Et pourquoi donc ne serions-nous pas en droit de nous poser des questions ? Ou d’entendre et répercuter celles qu’on nous pose sérieusement, intelligemment, comme l’enquête de la cellule d’investigation de franceInfo citée plus haut, qui décrit un exemple concret de la responsabilité des différents gouvernants qui se sont succédés ces dernières années, jusqu’à aujourd’hui, dans la situation de pénurie lamentable de notre système de soins (voir sur ce lien: https://www.francetvinfo.fr/sante/maladie/coronavirus/enquete-franceinfo-comment-la-france-a-sacrifie-sa-principale-usine-de-masques-basee-en-bretagne_3896665.html).

Comment la France a sacrifié en 2018 sa principale usine de masques qui avait été racheté par Honeywell, qui l’a fermé pour s’installer en Tunisie !?

Comment la France a aussi sacrifié en 2019 sa seule usine en France fabriquant des bouteilles d’oxygène médical !? Usine rachetée à Péchiney par le britannique Luxfer en 2001 et liquidée l’année dernière !? Que d’ailleurs ses salariés seraient prêts aujourd’hui à remettre en ordre de marche pour éviter une nouvelle possible pénurie.

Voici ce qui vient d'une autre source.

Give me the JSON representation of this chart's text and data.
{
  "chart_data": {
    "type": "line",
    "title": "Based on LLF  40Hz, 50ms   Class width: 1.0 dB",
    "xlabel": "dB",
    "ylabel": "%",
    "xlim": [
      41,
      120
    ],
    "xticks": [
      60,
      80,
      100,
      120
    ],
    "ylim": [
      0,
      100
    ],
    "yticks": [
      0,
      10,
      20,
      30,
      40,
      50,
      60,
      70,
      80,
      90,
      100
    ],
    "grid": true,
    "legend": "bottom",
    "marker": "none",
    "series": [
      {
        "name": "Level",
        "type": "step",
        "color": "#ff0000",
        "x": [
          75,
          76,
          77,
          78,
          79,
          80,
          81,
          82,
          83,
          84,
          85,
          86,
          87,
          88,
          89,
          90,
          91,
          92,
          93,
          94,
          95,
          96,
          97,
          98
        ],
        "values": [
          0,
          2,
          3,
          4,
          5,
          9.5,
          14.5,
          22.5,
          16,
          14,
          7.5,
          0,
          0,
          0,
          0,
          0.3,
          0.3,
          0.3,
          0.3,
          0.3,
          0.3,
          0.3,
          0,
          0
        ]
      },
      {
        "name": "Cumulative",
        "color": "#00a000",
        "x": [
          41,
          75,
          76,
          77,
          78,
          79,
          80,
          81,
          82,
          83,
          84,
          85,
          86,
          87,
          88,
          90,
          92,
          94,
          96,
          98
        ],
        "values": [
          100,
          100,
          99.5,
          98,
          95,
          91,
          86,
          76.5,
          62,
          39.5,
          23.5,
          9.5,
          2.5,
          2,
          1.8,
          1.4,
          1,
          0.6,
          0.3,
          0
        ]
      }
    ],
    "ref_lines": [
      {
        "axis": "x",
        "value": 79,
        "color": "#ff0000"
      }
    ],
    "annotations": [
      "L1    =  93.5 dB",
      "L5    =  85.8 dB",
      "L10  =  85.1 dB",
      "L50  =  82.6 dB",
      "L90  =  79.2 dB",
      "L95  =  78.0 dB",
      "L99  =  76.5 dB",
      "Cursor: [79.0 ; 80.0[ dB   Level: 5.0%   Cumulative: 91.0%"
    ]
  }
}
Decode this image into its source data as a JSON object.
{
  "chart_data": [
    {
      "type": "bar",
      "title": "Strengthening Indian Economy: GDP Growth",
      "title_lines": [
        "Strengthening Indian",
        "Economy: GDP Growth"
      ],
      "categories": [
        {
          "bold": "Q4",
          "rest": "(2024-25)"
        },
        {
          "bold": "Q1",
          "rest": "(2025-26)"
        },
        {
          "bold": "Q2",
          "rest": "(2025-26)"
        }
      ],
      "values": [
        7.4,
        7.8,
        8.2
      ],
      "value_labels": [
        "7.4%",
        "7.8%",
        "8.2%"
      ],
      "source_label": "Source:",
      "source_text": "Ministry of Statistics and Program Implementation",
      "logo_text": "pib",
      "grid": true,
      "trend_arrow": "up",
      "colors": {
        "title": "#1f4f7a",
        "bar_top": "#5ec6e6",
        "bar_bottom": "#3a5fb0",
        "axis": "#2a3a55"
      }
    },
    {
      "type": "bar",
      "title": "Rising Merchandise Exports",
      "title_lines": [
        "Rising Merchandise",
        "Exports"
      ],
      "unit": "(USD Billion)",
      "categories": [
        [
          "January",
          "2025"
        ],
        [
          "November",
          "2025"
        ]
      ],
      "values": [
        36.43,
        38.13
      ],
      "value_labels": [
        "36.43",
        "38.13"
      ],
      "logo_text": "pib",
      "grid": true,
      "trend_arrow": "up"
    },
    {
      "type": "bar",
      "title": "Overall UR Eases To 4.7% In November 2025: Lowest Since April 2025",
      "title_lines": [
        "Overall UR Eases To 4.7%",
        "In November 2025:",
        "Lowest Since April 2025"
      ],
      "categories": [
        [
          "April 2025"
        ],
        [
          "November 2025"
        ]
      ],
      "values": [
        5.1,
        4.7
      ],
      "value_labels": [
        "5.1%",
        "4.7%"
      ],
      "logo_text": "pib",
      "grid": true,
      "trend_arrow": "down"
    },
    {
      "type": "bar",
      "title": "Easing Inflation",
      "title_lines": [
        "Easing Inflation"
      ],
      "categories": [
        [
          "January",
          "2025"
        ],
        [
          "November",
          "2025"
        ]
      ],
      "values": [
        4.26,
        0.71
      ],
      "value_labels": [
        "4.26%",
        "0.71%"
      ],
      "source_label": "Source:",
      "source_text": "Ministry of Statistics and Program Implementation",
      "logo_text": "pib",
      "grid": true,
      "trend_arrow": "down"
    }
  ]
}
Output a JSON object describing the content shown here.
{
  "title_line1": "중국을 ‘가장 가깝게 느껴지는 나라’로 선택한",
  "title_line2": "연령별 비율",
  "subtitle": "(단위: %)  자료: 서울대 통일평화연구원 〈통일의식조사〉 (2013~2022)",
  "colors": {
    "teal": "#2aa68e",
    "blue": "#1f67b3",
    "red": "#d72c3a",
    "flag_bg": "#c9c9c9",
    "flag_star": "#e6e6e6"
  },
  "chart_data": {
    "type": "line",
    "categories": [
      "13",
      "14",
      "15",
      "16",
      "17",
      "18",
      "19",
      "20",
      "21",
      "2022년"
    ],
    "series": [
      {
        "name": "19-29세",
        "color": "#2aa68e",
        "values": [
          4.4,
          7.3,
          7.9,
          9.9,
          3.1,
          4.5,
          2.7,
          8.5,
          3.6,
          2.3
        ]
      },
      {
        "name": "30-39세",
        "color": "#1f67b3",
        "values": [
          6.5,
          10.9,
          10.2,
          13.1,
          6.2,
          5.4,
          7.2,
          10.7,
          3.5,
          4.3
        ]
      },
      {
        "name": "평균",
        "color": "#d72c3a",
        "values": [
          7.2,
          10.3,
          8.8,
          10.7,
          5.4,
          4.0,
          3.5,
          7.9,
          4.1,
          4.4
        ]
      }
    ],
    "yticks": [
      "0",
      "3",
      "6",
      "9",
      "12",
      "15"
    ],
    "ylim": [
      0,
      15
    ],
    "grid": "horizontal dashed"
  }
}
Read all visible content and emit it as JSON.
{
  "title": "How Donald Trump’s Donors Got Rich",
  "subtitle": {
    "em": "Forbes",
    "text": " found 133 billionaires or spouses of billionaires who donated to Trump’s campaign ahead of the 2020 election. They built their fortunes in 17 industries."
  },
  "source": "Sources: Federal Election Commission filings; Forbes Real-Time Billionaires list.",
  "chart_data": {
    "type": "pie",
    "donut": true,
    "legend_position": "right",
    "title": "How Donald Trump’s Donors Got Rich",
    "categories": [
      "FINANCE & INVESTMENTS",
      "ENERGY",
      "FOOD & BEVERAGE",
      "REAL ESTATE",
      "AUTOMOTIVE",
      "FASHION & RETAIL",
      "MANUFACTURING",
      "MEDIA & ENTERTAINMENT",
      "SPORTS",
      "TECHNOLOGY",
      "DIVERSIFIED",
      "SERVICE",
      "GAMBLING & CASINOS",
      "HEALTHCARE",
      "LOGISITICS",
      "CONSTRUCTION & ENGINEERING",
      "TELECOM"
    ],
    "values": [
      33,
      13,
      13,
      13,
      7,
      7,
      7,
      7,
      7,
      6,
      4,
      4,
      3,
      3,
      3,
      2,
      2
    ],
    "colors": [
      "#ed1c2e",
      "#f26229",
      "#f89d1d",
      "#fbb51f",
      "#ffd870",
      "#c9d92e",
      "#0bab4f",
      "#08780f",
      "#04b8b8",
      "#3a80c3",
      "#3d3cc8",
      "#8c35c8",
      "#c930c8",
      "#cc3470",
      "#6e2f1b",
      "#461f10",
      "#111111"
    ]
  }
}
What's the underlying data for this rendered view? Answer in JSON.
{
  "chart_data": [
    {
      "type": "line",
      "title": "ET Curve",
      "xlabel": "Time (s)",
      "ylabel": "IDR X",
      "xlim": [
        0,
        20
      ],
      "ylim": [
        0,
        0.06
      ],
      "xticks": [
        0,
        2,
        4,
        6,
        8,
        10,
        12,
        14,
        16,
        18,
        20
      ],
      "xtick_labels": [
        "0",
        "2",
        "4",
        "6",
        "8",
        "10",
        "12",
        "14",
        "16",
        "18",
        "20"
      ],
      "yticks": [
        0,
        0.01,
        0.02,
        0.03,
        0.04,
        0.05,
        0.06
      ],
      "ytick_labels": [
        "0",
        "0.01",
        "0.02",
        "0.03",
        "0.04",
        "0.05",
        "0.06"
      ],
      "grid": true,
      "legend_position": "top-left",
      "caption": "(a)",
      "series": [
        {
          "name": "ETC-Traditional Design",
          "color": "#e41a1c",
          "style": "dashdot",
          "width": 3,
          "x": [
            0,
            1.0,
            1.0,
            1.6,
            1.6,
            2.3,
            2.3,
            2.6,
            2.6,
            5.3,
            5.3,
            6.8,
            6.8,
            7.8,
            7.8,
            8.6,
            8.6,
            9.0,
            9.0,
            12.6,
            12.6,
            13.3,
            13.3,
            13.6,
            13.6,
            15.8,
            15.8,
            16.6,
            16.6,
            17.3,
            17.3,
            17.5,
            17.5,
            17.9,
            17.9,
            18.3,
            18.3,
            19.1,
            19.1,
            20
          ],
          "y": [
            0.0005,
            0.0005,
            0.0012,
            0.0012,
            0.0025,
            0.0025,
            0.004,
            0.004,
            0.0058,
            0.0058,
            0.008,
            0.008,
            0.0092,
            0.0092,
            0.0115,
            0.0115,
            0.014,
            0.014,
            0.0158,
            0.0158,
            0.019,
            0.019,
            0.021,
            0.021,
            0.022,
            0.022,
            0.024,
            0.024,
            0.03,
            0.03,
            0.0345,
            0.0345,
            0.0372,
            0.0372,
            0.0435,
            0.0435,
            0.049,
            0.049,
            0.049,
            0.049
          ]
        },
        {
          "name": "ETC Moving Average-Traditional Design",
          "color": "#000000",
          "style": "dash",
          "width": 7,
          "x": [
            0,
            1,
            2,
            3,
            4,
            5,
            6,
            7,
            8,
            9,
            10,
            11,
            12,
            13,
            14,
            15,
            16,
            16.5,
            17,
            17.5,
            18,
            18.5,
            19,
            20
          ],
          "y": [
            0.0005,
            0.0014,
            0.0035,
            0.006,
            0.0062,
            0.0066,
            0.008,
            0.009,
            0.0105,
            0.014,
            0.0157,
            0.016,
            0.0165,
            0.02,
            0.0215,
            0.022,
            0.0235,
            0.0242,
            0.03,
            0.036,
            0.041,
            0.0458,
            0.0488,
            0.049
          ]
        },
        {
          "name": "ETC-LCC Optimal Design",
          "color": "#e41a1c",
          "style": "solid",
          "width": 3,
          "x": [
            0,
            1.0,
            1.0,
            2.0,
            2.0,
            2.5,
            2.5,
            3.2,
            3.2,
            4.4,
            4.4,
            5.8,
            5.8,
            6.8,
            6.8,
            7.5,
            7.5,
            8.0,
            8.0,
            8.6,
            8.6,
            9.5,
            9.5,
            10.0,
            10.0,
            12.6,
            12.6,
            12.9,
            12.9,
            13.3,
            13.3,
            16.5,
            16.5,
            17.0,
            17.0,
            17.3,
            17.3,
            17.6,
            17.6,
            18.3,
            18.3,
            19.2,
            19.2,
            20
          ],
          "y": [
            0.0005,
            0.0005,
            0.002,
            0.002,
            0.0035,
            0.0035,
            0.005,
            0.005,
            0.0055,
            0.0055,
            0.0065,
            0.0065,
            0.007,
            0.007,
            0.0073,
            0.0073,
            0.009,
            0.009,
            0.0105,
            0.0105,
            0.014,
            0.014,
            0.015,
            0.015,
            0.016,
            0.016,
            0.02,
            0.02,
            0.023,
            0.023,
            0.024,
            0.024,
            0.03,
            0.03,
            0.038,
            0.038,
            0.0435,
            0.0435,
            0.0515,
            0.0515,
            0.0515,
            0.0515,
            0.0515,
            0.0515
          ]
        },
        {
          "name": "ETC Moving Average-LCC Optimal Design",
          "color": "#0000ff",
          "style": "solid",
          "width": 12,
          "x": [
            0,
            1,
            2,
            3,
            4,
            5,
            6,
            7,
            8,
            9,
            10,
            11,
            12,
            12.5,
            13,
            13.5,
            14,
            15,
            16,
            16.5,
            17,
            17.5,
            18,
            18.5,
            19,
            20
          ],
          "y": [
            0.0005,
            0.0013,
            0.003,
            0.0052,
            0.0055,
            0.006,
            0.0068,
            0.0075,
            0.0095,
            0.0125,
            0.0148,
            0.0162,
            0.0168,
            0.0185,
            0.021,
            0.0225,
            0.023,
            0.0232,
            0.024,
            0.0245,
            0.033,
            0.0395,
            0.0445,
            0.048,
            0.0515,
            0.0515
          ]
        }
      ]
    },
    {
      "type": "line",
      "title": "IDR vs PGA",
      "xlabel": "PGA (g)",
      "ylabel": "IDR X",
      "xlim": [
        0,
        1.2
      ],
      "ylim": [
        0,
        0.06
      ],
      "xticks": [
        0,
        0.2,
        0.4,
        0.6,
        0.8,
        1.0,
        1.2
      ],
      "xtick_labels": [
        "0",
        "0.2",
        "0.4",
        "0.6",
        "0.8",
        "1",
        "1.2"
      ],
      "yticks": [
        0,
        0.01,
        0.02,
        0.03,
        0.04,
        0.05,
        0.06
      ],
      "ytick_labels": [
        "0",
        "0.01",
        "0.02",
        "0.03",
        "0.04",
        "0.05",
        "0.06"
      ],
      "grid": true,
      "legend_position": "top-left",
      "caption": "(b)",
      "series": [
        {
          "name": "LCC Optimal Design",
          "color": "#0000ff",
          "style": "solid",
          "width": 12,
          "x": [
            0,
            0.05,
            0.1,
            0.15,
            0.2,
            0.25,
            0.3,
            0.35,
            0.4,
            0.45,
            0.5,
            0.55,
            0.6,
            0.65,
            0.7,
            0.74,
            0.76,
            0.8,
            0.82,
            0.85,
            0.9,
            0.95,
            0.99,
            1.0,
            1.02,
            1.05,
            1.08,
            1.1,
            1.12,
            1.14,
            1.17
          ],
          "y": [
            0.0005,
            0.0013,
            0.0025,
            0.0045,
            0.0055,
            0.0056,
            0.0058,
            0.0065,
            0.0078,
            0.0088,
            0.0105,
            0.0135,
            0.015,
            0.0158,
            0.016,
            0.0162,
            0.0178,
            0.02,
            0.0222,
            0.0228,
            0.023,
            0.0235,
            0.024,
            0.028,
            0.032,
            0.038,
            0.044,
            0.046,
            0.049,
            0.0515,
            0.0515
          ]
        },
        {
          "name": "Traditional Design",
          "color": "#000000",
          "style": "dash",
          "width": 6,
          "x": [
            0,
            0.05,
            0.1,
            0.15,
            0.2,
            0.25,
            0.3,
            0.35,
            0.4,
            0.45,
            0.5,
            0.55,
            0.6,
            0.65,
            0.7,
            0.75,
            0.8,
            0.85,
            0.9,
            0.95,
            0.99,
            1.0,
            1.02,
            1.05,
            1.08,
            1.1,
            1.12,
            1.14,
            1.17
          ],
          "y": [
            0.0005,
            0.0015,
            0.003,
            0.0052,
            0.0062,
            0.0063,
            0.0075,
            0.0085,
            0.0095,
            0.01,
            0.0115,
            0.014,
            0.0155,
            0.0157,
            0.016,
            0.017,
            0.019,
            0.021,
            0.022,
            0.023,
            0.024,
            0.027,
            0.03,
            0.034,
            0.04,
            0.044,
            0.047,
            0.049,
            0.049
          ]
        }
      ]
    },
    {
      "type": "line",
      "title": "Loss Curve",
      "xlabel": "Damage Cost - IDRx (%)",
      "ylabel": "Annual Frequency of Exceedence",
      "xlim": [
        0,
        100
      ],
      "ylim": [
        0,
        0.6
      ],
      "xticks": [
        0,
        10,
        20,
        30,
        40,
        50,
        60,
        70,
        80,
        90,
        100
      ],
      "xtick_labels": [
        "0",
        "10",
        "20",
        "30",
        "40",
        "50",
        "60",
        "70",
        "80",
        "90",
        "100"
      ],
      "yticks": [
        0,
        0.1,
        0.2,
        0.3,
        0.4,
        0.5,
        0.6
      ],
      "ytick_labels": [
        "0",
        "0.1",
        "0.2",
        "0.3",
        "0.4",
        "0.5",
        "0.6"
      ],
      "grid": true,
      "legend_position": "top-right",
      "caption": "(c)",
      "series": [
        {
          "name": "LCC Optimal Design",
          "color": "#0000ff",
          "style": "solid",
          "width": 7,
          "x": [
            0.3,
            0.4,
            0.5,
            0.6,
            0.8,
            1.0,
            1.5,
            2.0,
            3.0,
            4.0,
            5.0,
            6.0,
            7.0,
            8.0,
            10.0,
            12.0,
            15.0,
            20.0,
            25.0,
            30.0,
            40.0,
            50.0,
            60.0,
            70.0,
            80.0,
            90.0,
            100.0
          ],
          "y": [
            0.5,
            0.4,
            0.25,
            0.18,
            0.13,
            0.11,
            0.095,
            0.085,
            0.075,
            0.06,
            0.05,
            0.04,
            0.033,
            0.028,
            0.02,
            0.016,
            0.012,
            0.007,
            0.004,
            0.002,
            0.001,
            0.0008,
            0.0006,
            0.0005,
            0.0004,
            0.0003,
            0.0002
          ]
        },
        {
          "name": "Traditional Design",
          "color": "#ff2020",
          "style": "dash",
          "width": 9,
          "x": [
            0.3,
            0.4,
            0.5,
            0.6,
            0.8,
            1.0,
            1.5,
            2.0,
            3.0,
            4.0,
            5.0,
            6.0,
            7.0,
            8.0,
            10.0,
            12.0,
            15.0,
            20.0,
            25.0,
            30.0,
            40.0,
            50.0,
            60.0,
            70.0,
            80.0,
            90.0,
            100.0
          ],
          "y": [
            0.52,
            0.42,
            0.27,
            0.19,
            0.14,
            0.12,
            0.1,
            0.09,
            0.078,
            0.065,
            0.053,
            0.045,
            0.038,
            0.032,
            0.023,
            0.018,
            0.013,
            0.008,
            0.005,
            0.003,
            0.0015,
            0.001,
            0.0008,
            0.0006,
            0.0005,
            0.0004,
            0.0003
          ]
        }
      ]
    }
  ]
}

Et gouverner n’est-il pas prévoir?

Et Natacha Polony de poursuivre : « Et prévoir même l’imprévisible. C’est-à-dire préparer les instruments pour lutter contre une menace qu’on n’identifie pas encore. « Si tu veux la paix, prépare la guerre ». Et ce qui scandalise nombre de citoyens est l’impression que nous abordons cette supposée guerre totalement désarmés. Pas de respirateurs, pas de masques, pas de réactifs pour les tests. Et la seule usine de production de bouteilles d’oxygène fermée en 2019. La fatalité ? C’est ce qu’essaient de nous faire croire certains commentateurs. Alors que tout cela résulte des politiques mises en œuvres depuis vingt ou trente ans, avec l’assentiment de tout un système politico-médiatique. Emmanuel Macron ne fait qu’hériter d’une situation dont il est loin d’être le principal responsable – mais responsable tout de même, puisqu’il n’a eu de cesse de sanctifier et perpétuer ce système, d’abord en tant que conseiller puis ministre de l’Economie de François Hollande, ensuite comme candidat et président.

Seulement voilà, depuis vingt ans, on explique au peuple français que ceux qui alertent sur la folie de la désindustrialisation, ceux qui parlent de filières stratégiques à protéger, sont d’affreux nationalistes, des nostalgiques ringards à l’idéologie nauséabonde, des suppôts de l’extrême droite. Et visiblement, certains ont comme des aigreurs à reconnaître qu’ils se sont plantés. Alors, il faut à tout prix démontrer que ça n’a rien à voir ».

J’aime assez l’originalité et l’honnêteté intellectuelle de Natacha Polony sans être toujours en accord avec ses analyses, mais c’est le cas ici et ça méritait que je lui laisse le mot de la fin. Enfin presque, car j’aimerais juste rappeler que ma première chronique trouvait son origine dans des alertes et parfois des coups de gueules assez violents de médecins affrontant déjà les pires difficultés au moment du premier tour des municipales… si pâles. Elles n’étaient pas pour moi de stériles polémiques mais des indignations salutaires qui m’ont aidé à prendre conscience de la gravité de la situation. Je doute qu’un discours rassurant et consensuel eût le même effet.